Christopher Michael Celaya: Pd.D. in Political Science from Harvard University

Chris Celaya

I am a postdoctoral researcher at the Mind Brain Behavior Interfaculty Initiative and the Government Department at Harvard University.

My dissertation project focuses on the empirical effects of deliberative democracy. I address two open questions in the deliberative democracy literature. First, what are the effects of deliberation on real-world policymaking, and second what are the benefits to the deliberators? While some deliberative studies look at the effects of deliberation on those that participate, much less is known about how deliberative democracy can actually affect political decisions. To that end, in my first chapter I conduct case studies of two large deliberative programs leveraging participant and non-participant observation, survey, and interview research methods, and find that deliberative programs can significantly affect policymaking and influence key stakeholders.

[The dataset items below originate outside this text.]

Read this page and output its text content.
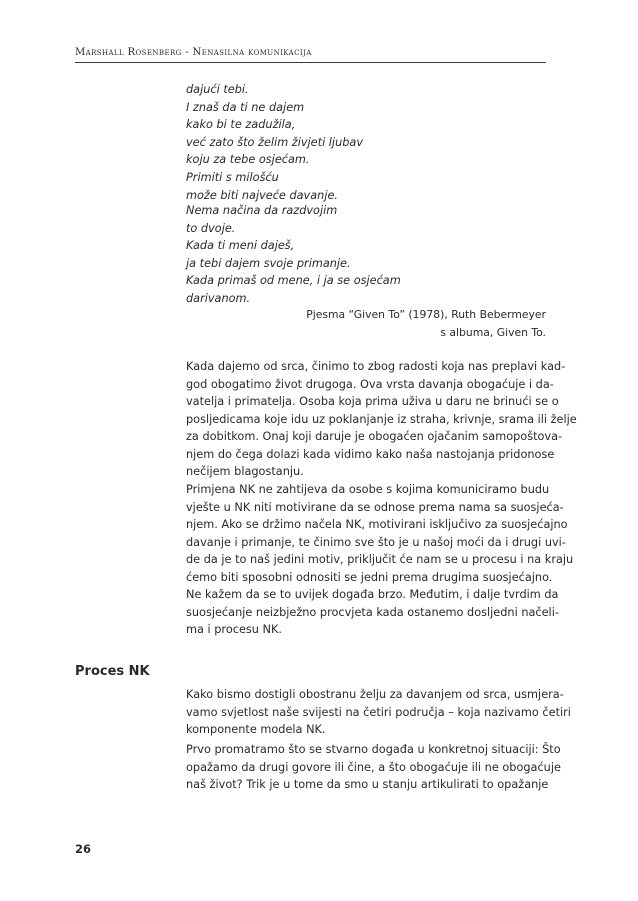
Marshall Rosenberg - Nenasilna komunikacija
dajući tebi.
I znaš da ti ne dajem
kako bi te zadužila,
već zato što želim živjeti ljubav
koju za tebe osjećam.
Primiti s milošću
može biti najveće davanje.
Nema načina da razdvojim
to dvoje.
Kada ti meni daješ,
ja tebi dajem svoje primanje.
Kada primaš od mene, i ja se osjećam
darivanom.
Pjesma “Given To” (1978), Ruth Bebermeyer
s albuma, Given To.
Kada dajemo od srca, činimo to zbog radosti koja nas preplavi kad-
god obogatimo život drugoga. Ova vrsta davanja obogaćuje i da-
vatelja i primatelja. Osoba koja prima uživa u daru ne brinući se o
posljedicama koje idu uz poklanjanje iz straha, krivnje, srama ili želje
za dobitkom. Onaj koji daruje je obogaćen ojačanim samopoštova-
njem do čega dolazi kada vidimo kako naša nastojanja pridonose
nečijem blagostanju.
Primjena NK ne zahtijeva da osobe s kojima komuniciramo budu
vješte u NK niti motivirane da se odnose prema nama sa suosjeća-
njem. Ako se držimo načela NK, motivirani isključivo za suosjećajno
davanje i primanje, te činimo sve što je u našoj moći da i drugi uvi-
de da je to naš jedini motiv, priključit će nam se u procesu i na kraju
ćemo biti sposobni odnositi se jedni prema drugima suosjećajno.
Ne kažem da se to uvijek događa brzo. Međutim, i dalje tvrdim da
suosjećanje neizbježno procvjeta kada ostanemo dosljedni načeli-
ma i procesu NK.
Proces NK
Kako bismo dostigli obostranu želju za davanjem od srca, usmjera-
vamo svjetlost naše svijesti na četiri područja – koja nazivamo četiri
komponente modela NK.
Prvo promatramo što se stvarno događa u konkretnoj situaciji: Što
opažamo da drugi govore ili čine, a što obogaćuje ili ne obogaćuje
naš život? Trik je u tome da smo u stanju artikulirati to opažanje
26
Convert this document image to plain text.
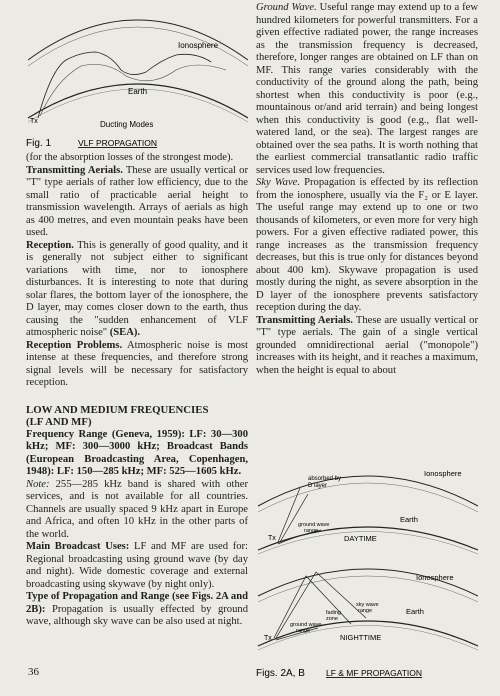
Ionosphere
Earth
Tx	Ducting Modes
Fig. 1	VLF PROPAGATION

(for the absorption losses of the strongest mode).

Transmitting Aerials. These are usually vertical or "T" type aerials of rather low efficiency, due to the small ratio of practicable aerial height to transmission wavelength. Arrays of aerials as high as 400 metres, and even mountain peaks have been used.

Reception. This is generally of good quality, and it is generally not subject either to significant variations with time, nor to ionosphere disturbances. It is interesting to note that during solar flares, the bottom layer of the ionosphere, the D layer, may comes closer down to the earth, thus causing the "sudden enhancement of VLF atmospheric noise" (SEA).

Reception Problems. Atmospheric noise is most intense at these frequencies, and therefore strong signal levels will be necessary for satisfactory reception.

LOW AND MEDIUM FREQUENCIES
(LF AND MF)

Frequency Range (Geneva, 1959): LF: 30—300 kHz; MF: 300—3000 kHz; Broadcast Bands (European Broadcasting Area, Copenhagen, 1948): LF: 150—285 kHz; MF: 525—1605 kHz.

Note: 255—285 kHz band is shared with other services, and is not available for all countries. Channels are usually spaced 9 kHz apart in Europe and Africa, and often 10 kHz in the other parts of the world.

Main Broadcast Uses: LF and MF are used for: Regional broadcasting using ground wave (by day and night). Wide domestic coverage and external broadcasting using skywave (by night only).

Type of Propagation and Range (see Figs. 2A and 2B): Propagation is usually effected by ground wave, although sky wave can be also used at night.

Ground Wave. Useful range may extend up to a few hundred kilometers for powerful transmitters. For a given effective radiated power, the range increases as the transmission frequency is decreased, therefore, longer ranges are obtained on LF than on MF. This range varies considerably with the conductivity of the ground along the path, being shortest when this conductivity is poor (e.g., mountainous or/and arid terrain) and being longest when this conductivity is good (e.g., flat well-watered land, or the sea). The largest ranges are obtained over the sea paths. It is worth nothing that the earliest commercial transatlantic radio traffic services used low frequencies.

Sky Wave. Propagation is effected by its reflection from the ionosphere, usually via the F₂ or E layer. The useful range may extend up to one or two thousands of kilometers, or even more for very high powers. For a given effective radiated power, this range increases as the transmission frequency decreases, but this is true only for distances beyond about 400 km). Skywave propagation is used mostly during the night, as severe absorption in the D layer of the ionosphere prevents satisfactory reception during the day.

Transmitting Aerials. These are usually vertical or "T" type aerials. The gain of a single vertical grounded omnidirectional aerial ("monopole") increases with its height, and it reaches a maximum, when the height is equal to about

Ionosphere
absorbed by
D layer
Earth
Tx
ground wave
range
DAYTIME
Ionosphere
Earth
Tx
sky wave
range
fading
zone
ground wave
range
NIGHTTIME
Figs. 2A, B LF & MF PROPAGATION
36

I also highlight best- and worst-practices and provide guidelines for other researchers and practitioners to design their own deliberative programs. These case studies also suggested that more open deliberative discussion might lead to more sophisticated thinking and problem-solving, but that more regulated deliberative discussion might lead to more accurate political knowledge, which seems to comport with deliberative scholarship, but hadn’t been directly tested. Thus, for my second dissertation chapter, I ran a large laboratory experiment comparing deliberative discussion with access to an expert to one-on-one engagement with an expert only, and found that the expert-only groups completely outperformed the open deliberation groups on measures of political knowledge, sophistication, and efficacy. Given the counterintuitive nature of these results, for my third dissertation chapter I conducted confirmatory qualitative interview research of participants in real-world deliberative programs, which not only supported my experimental findings, but also shows that a “wisdom of the multitude” can account for some past deliberative research reporting increases in political sophistication. In other words, deliberators don’t become more sophisticated as a result of deliberation, but groups of deliberators are more likely to come up with sophisticated solutions to policy problems as a result of broad experience and training.

Given the results of my dissertation, my current research projects attempt to study strategies for political communication from a different perspective: social identity. The first seeks to address increasing political polarization and the concomitant rise in interparty discrimination and hostility. Social identity theory posits that individuals obtain their esteem from the groups they belong to. Members have a strong bias in favor of in-group members and animosity or outright discrimination against out-group members.  As these groups become more distinct, it becomes easier for in-group members to discriminate against outgroup members.  Clear out-group members are likely to be considered untrustworthy and assume counter-partisans have vicious motivations. These effects are more pronounced in groups that are competitive and when they disagree on moral issues – the latter being one of the few instances when out-group hate can match or exceed in-group love – and both competition and morality are highly salient aspects of American politics. As polarization increases, political identities become more salient, which leads to more discrimination, and because of the competitive and moralistic nature of American politics, a demonization of counter-partisans. This also leads to withdrawal and distrust, and makes meaningful communication exceedingly difficult.

My first project seeks to test a potential remedy to this downward spiral. Via a process similar to the dilution effect, I propose to conduct a series of experiments where I vary signaling partisan and non-partisan identity cues as well as non-identity cues to determine whether the salience of party identification, and the resultant difficulties it brings to political communication, can be reduced. Because party identification creates a perfect storm of outgroup animosity, distrust, and non-cooperation, I hypothesize that specifically diluting political identity will reduce intergroup animosity more so than other types of personal knowledge, including those commonly leveraged to dilute perceptions. This project represents a first step in developing a theory of Identity Dilution.

My second project seeks to leverage theories of role formation in the sociological literature to test communication strategies that may decrease intergroup differentiation. Group members who think outgroup members are more dissimilar from them will be more inclined to distrust and discriminate against them. One way that this can happen is if outgroup members use labeling to differentiate themselves. Theoretical work in the symbolic interactionism literature suggests that the very process of labeling can reify an identity in another. When these identity labels are judgmental, it serves to separate the accuser from the accused. This can have counter-intuitive results if the labeler is intending to change the behavior of those they label. For example, I hypothesize that labeling someone as a racist will lead to entrenchment and differentiation much more than labeling a behavior as racist. Saying a behavior is problematic is less personal, it doesn’t create a role, and theoretically should be more likely to lead to a change in the perceived problematic behavior than saying a person is problematic.

Both of my current projects are responding to a massive breakdown in political communication in America (and elsewhere). There are many reasons people are talking past each other, discounting the words of their peers, and becoming enraged. Leveraging social identity has much potential to help reverse this course.